Varela scrambles to protect jobs in laundering probe

PRESIDENT  Juan Carlos Varela  weighed into the US led  seven year investigation ofPanama’s Grupo Waked and what has been seen as  Latin America’s biggest money laundering exposure with links to drug smuggling.

In a Friday, May 6 statement today Varela  said he is working with Minister of Economy and Finance Dulcidio de La Guardia and U.S. officials to “protect the jobs of the Panamanians affected” by the investigation.  “We have already initiated direct consultations and I have asked  for continuous reports on the progress of the same,” said the president.

He said that his priority at the moment is to protect “our people and our institutions.”

He said that the “independent” justice system and Panamanian regulators are “doing their jobs in accordance with their powers” and that they have taken all the immediate measures “to protect the integrity of our stock market and investors.”

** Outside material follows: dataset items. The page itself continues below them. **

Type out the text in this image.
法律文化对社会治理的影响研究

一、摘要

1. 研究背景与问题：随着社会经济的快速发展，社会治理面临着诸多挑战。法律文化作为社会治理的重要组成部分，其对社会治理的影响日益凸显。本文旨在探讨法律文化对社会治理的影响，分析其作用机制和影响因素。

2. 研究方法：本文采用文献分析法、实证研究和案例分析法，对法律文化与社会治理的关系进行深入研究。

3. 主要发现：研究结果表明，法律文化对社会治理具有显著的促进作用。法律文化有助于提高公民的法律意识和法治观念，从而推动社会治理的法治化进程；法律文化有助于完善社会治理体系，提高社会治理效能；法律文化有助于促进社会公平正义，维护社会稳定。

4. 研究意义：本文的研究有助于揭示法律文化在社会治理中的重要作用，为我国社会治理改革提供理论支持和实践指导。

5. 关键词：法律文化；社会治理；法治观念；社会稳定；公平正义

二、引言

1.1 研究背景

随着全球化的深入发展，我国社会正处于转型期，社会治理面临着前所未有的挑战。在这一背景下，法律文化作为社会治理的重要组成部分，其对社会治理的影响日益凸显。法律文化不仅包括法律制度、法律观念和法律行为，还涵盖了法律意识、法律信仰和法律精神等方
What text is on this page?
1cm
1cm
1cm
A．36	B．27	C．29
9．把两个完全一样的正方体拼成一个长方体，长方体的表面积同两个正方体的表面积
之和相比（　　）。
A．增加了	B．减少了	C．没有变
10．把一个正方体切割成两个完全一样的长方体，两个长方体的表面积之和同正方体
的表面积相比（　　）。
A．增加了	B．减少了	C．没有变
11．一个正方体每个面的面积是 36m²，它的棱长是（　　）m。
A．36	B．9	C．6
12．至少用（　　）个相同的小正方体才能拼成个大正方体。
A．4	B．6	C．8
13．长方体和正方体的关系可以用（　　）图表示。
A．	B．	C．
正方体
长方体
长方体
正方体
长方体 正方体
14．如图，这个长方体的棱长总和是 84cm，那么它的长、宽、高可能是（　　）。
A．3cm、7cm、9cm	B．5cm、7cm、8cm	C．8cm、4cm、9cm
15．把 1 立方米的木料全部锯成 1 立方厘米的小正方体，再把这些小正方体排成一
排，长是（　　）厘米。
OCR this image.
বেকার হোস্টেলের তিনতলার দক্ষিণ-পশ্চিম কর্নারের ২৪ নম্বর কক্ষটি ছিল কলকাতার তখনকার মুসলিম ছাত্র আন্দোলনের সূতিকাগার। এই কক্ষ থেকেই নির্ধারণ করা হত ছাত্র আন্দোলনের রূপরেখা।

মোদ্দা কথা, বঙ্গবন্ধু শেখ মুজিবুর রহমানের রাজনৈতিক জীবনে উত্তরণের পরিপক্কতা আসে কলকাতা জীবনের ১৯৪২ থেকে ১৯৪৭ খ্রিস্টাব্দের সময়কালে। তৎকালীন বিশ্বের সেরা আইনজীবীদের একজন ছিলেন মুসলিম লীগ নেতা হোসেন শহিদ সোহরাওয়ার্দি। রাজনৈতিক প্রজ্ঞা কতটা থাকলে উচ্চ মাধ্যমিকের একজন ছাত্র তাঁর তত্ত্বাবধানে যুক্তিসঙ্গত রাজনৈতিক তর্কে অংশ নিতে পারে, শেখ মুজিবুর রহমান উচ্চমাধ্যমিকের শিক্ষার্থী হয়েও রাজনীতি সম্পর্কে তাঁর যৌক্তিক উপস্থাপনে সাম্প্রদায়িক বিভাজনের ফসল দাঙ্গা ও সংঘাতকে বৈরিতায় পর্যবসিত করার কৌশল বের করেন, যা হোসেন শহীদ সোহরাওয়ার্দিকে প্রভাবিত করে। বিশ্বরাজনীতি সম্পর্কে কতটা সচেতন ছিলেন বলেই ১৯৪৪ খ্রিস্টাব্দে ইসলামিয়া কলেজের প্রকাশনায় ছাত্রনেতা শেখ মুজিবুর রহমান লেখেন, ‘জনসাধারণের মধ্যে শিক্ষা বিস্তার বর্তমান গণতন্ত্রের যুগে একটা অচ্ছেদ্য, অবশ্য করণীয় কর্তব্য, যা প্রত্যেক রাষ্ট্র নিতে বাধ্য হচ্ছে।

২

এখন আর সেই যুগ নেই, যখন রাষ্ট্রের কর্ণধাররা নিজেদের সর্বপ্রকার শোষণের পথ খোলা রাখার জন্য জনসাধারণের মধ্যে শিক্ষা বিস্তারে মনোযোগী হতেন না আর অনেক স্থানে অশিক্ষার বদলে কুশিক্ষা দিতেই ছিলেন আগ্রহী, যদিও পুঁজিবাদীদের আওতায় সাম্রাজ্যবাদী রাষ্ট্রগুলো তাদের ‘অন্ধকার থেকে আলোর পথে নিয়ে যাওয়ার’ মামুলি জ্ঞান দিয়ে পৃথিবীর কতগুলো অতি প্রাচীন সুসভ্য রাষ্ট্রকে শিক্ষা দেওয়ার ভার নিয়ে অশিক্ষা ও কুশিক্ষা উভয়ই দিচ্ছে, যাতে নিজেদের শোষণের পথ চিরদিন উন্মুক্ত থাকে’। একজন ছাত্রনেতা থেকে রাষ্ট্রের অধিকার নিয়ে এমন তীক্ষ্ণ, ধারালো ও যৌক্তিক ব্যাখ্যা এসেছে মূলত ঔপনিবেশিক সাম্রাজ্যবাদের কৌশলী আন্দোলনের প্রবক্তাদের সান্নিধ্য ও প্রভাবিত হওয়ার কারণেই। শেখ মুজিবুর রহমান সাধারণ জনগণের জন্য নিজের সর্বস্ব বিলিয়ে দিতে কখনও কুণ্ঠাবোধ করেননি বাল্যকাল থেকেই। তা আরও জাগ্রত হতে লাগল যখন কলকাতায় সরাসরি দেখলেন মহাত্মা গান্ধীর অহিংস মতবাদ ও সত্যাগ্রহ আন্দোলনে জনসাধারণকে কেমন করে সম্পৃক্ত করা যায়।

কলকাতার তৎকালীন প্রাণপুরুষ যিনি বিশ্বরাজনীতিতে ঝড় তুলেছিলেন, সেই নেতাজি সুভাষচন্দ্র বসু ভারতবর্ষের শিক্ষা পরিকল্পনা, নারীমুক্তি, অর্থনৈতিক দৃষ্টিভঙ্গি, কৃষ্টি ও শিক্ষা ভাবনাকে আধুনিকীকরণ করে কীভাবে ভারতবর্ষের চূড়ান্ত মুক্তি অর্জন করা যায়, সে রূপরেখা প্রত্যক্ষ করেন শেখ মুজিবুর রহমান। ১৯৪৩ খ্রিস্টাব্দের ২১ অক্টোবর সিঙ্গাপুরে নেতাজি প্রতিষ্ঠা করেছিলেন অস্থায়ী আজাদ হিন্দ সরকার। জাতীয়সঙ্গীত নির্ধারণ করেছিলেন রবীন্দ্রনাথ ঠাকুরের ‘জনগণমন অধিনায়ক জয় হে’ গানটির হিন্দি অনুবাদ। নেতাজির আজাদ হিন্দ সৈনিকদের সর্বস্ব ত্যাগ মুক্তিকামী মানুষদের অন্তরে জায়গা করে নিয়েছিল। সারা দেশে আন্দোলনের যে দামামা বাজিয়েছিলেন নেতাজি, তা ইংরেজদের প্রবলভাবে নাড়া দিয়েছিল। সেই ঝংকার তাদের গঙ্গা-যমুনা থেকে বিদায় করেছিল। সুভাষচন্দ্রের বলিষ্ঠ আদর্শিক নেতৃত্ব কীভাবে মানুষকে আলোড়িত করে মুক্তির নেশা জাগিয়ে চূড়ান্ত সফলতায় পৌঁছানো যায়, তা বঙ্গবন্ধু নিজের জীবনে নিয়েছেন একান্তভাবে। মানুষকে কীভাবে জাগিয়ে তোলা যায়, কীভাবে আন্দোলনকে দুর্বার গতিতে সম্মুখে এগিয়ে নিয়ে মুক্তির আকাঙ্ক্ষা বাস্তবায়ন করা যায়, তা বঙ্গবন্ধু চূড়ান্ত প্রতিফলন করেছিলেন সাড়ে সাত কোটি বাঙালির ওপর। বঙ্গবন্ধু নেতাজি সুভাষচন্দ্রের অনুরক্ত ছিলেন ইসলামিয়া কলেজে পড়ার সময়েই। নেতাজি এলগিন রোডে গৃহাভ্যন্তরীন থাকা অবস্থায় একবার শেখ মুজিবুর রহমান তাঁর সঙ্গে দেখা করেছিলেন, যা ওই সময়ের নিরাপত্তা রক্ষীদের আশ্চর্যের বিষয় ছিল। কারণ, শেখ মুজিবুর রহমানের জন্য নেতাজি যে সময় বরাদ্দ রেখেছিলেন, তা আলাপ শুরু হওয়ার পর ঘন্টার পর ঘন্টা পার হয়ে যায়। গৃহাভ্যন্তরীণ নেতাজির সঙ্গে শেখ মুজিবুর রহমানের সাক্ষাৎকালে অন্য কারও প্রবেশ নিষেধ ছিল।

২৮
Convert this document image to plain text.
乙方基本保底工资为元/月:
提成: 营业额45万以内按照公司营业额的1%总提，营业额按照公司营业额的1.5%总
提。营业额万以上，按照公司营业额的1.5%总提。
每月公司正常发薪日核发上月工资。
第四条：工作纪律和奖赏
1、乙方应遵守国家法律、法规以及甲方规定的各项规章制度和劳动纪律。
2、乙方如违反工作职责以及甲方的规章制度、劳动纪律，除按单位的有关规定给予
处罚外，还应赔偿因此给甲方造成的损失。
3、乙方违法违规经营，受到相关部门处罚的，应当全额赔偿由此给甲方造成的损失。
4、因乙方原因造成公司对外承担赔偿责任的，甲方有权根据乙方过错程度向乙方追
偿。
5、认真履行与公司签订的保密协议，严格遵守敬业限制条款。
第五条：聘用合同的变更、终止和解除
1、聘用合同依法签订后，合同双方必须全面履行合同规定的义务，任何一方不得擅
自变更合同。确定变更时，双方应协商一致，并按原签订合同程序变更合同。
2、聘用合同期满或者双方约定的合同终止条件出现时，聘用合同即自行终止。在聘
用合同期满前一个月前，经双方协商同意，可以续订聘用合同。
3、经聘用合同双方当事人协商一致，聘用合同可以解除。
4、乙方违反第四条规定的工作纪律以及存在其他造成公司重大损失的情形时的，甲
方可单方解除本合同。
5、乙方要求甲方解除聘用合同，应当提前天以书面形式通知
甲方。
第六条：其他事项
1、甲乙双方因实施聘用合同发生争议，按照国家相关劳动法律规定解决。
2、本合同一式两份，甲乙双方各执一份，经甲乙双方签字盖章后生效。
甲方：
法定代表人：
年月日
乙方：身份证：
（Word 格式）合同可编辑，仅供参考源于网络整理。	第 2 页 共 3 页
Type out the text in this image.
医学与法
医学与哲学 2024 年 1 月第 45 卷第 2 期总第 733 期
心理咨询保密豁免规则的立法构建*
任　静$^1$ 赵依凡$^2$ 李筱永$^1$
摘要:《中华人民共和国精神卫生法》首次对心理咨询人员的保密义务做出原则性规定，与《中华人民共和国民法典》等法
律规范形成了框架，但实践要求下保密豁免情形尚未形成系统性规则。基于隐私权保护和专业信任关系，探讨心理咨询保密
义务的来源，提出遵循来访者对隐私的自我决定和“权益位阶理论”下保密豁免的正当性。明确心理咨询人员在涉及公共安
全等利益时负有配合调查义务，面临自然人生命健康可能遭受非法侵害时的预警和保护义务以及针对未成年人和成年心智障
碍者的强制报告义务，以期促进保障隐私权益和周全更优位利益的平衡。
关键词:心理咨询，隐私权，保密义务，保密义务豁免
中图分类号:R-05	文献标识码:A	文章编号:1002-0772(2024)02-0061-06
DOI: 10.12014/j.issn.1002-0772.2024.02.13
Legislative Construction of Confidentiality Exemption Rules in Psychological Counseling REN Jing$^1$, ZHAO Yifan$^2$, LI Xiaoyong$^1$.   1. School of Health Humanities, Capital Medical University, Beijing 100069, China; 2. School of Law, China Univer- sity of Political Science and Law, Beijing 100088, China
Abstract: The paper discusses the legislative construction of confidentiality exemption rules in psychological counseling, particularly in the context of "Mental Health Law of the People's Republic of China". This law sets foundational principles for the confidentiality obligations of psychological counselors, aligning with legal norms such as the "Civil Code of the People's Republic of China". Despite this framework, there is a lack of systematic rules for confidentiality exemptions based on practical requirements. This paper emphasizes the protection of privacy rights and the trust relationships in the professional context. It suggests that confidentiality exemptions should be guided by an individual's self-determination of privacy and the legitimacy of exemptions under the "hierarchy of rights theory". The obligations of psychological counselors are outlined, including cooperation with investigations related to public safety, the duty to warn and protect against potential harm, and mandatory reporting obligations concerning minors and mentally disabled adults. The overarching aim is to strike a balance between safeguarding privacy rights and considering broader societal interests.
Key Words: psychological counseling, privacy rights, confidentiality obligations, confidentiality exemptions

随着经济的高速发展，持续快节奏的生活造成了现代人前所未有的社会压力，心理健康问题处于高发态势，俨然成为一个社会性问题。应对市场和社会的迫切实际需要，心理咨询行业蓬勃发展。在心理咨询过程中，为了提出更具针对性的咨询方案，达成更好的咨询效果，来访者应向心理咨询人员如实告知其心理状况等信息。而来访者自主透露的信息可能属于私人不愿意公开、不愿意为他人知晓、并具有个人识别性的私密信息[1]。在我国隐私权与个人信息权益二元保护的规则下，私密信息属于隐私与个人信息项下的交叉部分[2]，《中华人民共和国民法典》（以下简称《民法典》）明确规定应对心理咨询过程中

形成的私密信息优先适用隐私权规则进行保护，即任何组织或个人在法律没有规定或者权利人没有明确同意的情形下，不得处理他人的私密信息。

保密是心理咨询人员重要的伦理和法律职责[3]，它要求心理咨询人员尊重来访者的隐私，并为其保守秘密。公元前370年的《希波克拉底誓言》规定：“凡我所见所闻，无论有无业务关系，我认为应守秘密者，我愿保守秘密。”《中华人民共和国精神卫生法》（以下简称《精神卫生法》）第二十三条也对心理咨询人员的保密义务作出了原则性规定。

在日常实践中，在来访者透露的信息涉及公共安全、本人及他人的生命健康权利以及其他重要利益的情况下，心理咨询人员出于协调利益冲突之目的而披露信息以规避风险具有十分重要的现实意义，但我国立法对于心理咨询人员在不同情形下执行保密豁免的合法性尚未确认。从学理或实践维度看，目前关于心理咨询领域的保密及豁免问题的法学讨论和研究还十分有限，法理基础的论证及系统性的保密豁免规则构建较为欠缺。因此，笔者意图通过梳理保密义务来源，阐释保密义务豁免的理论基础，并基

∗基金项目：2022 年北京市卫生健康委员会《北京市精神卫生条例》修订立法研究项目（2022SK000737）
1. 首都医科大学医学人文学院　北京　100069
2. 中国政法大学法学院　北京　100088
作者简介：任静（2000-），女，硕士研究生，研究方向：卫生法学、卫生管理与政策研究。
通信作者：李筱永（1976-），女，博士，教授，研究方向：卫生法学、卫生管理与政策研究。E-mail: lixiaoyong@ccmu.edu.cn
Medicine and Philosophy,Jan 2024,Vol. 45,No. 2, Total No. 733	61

The Waked family, whose visible leaders are Abdul Waked and Nidal Waked, was linked Thursday to an international network of drug trafficking and money-laundering by the U.S. Department of the Treasury and the Drug Enforcement Agency.

U.S. authorities identified nine individuals and 68 companies that have been placed on the Clinton list, which prohibits U.S. citizens and companies with ties in the U.S. from doing business with them.